Apparently “SPDX, completely addresses the Executive Order 4(e) and 4(f) and 10(j) requirements for a Software Bill of Materials (SBOM)”.

Should SPDX be preferred? Are there any example SBOMs of known open source software in either format available?

What is the difference between a SBOM and a pep-0665 lock file?

Thanks.

2 Likes

@SehrishHussain I think this is the right place. Maybe you can just ask more pointed questions and we can take it from here? You ask for someone to “gather the metadata etc.” – I have no idea what that means (to me, “metadata” is about as descriptive as “things” :-).

2 Likes

I think a proof-of-concept is going to be necessary to know how to evaluate how this may impact us and whether we need to own this or if this is going to be something the community provides external from us (i.e. you could argue the installers are the only things that we really need this as those who compile and distribute CPython themselves will have their own SBOMs based on what they include). Since whether our code gets used by a government has never been a direct concern of ours – flashbacks to emails looking for export control numbers for the US government – it’s not something we have to take on, but I’m sure our users would appreciate it if we can help out somehow.
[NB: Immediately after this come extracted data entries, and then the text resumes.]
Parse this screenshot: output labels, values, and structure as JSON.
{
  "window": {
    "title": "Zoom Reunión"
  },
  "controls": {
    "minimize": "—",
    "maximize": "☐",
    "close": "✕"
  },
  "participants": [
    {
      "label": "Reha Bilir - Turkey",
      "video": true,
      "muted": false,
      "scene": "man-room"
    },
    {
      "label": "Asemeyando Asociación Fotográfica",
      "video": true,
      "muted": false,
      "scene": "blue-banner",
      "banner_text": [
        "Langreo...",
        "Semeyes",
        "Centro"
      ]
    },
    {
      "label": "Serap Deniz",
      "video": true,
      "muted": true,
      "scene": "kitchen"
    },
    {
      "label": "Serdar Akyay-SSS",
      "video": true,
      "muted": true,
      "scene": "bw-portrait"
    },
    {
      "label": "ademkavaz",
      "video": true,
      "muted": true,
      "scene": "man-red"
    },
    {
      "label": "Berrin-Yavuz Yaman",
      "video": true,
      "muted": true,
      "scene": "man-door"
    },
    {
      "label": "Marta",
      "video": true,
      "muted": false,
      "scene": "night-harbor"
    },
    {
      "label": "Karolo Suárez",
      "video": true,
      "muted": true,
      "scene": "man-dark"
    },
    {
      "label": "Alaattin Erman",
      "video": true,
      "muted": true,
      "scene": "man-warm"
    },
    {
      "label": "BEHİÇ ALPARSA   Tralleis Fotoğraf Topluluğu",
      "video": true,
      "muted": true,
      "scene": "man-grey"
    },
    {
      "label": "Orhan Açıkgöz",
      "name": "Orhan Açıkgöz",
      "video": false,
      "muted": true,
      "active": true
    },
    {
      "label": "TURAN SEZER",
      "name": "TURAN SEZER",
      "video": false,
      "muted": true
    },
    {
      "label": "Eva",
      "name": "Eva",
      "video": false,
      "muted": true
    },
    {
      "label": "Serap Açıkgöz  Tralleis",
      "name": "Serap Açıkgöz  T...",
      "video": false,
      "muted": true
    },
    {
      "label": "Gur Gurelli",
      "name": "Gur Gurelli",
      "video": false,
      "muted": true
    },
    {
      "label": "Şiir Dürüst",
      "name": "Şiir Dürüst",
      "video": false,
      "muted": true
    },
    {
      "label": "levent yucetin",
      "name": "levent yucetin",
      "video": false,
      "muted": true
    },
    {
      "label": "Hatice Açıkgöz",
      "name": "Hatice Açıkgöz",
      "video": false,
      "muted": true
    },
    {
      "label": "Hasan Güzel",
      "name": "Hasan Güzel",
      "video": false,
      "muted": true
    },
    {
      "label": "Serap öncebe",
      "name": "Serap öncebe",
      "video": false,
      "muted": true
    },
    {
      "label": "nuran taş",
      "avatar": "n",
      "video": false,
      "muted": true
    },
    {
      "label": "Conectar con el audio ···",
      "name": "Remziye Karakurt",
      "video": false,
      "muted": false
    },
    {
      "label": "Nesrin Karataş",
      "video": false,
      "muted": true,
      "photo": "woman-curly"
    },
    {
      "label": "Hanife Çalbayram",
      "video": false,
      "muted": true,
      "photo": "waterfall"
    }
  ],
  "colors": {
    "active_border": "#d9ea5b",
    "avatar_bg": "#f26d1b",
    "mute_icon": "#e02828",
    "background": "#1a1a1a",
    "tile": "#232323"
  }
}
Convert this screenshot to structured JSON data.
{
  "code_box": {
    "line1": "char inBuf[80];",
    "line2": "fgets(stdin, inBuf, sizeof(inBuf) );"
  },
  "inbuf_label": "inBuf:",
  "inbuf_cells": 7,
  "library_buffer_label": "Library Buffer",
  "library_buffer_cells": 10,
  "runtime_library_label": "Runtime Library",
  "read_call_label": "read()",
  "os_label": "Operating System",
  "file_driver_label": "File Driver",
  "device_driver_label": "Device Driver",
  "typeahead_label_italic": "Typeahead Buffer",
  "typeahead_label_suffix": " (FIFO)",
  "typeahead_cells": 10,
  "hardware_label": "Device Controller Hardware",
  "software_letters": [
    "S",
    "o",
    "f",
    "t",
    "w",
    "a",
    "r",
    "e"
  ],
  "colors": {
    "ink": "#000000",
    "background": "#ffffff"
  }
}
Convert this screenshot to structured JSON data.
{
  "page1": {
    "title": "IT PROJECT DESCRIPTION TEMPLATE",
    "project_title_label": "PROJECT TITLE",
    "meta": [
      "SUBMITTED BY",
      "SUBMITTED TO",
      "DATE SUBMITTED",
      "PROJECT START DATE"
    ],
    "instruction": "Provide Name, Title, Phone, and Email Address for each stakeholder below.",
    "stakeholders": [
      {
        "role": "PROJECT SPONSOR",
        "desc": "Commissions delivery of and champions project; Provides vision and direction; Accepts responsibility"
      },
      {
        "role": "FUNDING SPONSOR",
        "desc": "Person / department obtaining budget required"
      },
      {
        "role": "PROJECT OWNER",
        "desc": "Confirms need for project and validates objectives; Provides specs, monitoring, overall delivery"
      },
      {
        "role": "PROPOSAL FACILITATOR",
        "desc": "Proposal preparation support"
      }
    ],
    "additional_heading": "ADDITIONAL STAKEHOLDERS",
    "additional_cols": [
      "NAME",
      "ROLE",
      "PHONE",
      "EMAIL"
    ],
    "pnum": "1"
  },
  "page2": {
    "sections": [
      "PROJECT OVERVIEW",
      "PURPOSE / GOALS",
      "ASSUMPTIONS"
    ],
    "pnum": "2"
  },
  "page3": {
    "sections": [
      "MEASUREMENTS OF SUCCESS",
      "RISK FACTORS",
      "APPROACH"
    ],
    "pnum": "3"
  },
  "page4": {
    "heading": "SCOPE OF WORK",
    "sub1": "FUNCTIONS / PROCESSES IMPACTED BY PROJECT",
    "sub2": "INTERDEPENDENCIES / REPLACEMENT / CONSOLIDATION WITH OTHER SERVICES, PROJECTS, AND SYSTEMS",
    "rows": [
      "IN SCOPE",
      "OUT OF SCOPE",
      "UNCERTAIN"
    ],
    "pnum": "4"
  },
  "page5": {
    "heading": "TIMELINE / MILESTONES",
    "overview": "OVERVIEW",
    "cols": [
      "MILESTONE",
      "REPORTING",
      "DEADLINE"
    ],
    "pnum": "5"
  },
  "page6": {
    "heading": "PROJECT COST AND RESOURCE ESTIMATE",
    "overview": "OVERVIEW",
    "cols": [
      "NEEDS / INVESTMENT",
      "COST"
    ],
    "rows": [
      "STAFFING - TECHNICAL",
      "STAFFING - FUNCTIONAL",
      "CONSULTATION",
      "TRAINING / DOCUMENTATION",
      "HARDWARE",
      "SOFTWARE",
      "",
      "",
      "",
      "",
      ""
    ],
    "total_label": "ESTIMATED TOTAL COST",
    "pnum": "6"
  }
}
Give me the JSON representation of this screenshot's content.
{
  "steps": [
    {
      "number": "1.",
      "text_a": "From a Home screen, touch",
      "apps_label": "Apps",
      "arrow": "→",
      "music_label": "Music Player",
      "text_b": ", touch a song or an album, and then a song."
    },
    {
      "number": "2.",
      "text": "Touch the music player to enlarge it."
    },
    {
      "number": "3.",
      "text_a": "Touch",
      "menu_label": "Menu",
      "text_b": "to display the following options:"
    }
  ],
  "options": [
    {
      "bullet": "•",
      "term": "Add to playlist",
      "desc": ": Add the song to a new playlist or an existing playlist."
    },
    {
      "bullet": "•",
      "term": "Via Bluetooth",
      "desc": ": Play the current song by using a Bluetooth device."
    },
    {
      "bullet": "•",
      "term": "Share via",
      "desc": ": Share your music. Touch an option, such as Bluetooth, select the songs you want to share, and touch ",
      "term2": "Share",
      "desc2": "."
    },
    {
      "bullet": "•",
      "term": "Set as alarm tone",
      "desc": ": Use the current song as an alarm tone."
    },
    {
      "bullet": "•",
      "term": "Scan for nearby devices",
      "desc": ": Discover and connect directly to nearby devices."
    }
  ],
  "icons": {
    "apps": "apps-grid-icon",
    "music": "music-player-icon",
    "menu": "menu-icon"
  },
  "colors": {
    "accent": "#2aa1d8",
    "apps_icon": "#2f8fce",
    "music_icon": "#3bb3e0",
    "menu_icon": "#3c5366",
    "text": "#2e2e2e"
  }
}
Packaging-related discussions occur in Packaging - Discussions on Python.org . Specifically around SBOMs, it’s all been in private conversations so far so I’m not at liberty to share, but people were looking into it less than a month ago.

You can look at SOFTWARE BILL OF MATERIALS | National Telecommunications and Information Administration for the nitty-gritty, but the missing parts from the lock file format that PEP 665 proposed are:

  • Author name
  • Supplier name
  • Relationship

This also doesn’t covered vendored code in a project which is an equally important aspect to SBOMs (on top of shipping roughly what your lock file is with your binary/product). This will probably require an update to wheels.

And for those of you still wondering what an SBOM is, the one-liner is basically a receipt of all the software used to make a product/binary. That way it’s easy to look at all your software to know if you have e.g. a vulnerable copy of log4j running somewhere. So in our case it would be stuff like what version of SQLite got compiled into the Windows binary. Other than that it’s whether there’s an easy way for us help out e.g. Linux distros who build and distribute CPython on their own to get an SBOM for what they built from the Makefile.

2 Likes

Linux distros generally

  • unbundle things like SQLite and always use system copies of libraries (with appropriate metadata), or
  • have a way to mark bundled libraries, making a SBOM relatively easy to generate (in a non-Python-specific way), or
  • don’t care much about of this – and aren’t too interested in being suppliers for the US government.

CPython can certainly help, in ways like making it easy to use system libraries rather than bundled ones, but it has generally been very friendly with distro packaging.

1 Like

Microsoft open sourced Salus software bill of materials (SBOM) generation tool and “uses the standard Software Package Data Exchange (SPDX) format.”

The OSS Review Toolkit (ORT) and syft support both SPDX and CycloneDX.

Salus, ORT and syft all claim to support Python.